Stack Frame computer. The Wright State University's SF1 (which stands for Stack Frame computer number 1) is an experimental multi-stack processor designed to efficiently execute high level languages, including both Forth and C. It is designed to have a large number of stacks, using five stacks in the implementation described here. While the SF1 has its roots in the Forth language, it crosses the boundary between ML0 and ML2 machines by allowing each instruction to address any of the elements of two stacks directly from the stack memory. It has an interesting mix of the features found on the FRISC-3 and the RTX 32P, as well as some unique innovations. Fig. 4.9 is an architectural block diagram of the SF1. The SF1 has two busses. The MBUS is multiplexed to transfer addresses to program memory and then instructions and data to or from program memory. The SBUS is used to transfer data between system resources. The two-bus design allows instructions to be fetched on the MBUS while data operations are taking place on the SBUS. The ALU has an associated top-of-stack register (TOS) which receives the results of all ALU operations.

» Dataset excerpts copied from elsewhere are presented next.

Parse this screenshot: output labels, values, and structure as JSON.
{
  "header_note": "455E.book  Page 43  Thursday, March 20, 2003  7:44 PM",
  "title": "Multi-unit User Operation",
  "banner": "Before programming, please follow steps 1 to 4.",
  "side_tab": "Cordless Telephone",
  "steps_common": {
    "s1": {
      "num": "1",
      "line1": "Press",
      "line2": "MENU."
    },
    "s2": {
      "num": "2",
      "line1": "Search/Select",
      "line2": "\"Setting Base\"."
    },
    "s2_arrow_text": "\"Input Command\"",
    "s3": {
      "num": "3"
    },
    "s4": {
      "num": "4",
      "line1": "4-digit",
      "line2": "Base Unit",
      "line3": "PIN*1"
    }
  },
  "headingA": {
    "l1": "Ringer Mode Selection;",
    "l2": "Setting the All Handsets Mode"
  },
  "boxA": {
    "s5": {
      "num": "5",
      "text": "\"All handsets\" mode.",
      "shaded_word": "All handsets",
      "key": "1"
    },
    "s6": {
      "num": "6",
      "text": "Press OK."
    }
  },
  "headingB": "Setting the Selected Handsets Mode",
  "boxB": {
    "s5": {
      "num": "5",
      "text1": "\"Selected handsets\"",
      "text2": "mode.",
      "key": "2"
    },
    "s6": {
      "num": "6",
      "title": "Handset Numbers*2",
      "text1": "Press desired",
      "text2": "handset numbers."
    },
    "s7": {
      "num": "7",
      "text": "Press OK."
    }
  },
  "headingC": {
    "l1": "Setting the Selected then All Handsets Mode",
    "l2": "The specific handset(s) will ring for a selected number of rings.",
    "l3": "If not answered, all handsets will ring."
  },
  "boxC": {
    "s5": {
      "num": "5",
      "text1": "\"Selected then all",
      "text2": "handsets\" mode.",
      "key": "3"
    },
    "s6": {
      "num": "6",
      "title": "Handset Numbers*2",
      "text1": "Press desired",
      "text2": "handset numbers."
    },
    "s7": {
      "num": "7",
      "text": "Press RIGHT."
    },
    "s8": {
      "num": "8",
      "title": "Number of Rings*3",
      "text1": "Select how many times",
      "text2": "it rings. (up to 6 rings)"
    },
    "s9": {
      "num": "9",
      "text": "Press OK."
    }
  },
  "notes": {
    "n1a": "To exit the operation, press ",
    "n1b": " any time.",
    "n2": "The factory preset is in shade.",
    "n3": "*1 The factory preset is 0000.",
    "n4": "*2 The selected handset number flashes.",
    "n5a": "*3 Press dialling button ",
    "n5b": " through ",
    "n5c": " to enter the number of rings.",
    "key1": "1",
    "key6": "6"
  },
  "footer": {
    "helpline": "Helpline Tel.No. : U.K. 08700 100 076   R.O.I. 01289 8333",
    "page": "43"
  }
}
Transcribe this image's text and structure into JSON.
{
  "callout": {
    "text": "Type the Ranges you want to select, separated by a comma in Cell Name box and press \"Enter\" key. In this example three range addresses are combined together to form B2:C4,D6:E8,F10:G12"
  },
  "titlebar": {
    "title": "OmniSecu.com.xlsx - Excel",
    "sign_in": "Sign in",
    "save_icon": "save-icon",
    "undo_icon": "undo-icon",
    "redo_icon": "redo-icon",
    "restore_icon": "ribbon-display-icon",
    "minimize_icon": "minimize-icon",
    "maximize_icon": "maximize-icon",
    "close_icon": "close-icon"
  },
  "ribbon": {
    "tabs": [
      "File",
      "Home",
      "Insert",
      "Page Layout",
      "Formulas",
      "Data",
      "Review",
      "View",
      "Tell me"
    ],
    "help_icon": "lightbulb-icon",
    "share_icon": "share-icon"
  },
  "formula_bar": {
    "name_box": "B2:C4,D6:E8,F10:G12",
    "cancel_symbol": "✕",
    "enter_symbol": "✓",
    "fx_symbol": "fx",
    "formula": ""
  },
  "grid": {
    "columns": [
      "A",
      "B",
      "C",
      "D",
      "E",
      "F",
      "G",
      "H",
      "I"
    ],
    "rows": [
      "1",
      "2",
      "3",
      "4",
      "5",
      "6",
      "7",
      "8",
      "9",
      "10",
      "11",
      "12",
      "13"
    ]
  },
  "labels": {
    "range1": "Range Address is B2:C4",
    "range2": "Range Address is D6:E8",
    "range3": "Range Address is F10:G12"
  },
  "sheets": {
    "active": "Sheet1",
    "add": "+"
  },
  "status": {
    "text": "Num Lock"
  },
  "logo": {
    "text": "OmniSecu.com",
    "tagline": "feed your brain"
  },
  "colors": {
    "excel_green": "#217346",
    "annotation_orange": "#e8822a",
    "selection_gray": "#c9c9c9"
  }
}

The ALU input register (ALUI) acts as a holding buffer to contain the second operand for the ALU. ALUI may be loaded from either the SBUS for most operations, or the MBUS for memory fetches. Both the ALUI and the TOS may be routed to the MBUS or the SBUS. The TOS register by convention contains the top stack element of whatever stack is being used for a particular instruction, although it is up to the programmer to ensure it is managed properly. There are eight different sources and destinations connected to the stack bus: S, F, R, L, G, C, I, and P: S - general purpose stack for parameters; L - loop counter stack; G - global stack; F - frame stack; R - return address stack; C - in-line constant value; I - I/O address space; P - Program counter. All eight are referred to as stacks in the machine's reference material, but in reality the C, I, and P resources are special non-stack structures. The stacks L, G, F, and R are for the most part interchangeable in practice, and may be used for any purpose. The S stack is somewhat specialized in that all subroutine return addresses are automatically pushed onto the S stack. The Program Counter (PC) is a counter that can be asserted on the MBUS to provide addresses for instructions as well as loaded from the MBUS for jumps and subroutine calls. The PC can also be read and written on the SBUS to save and restore subroutine return addresses.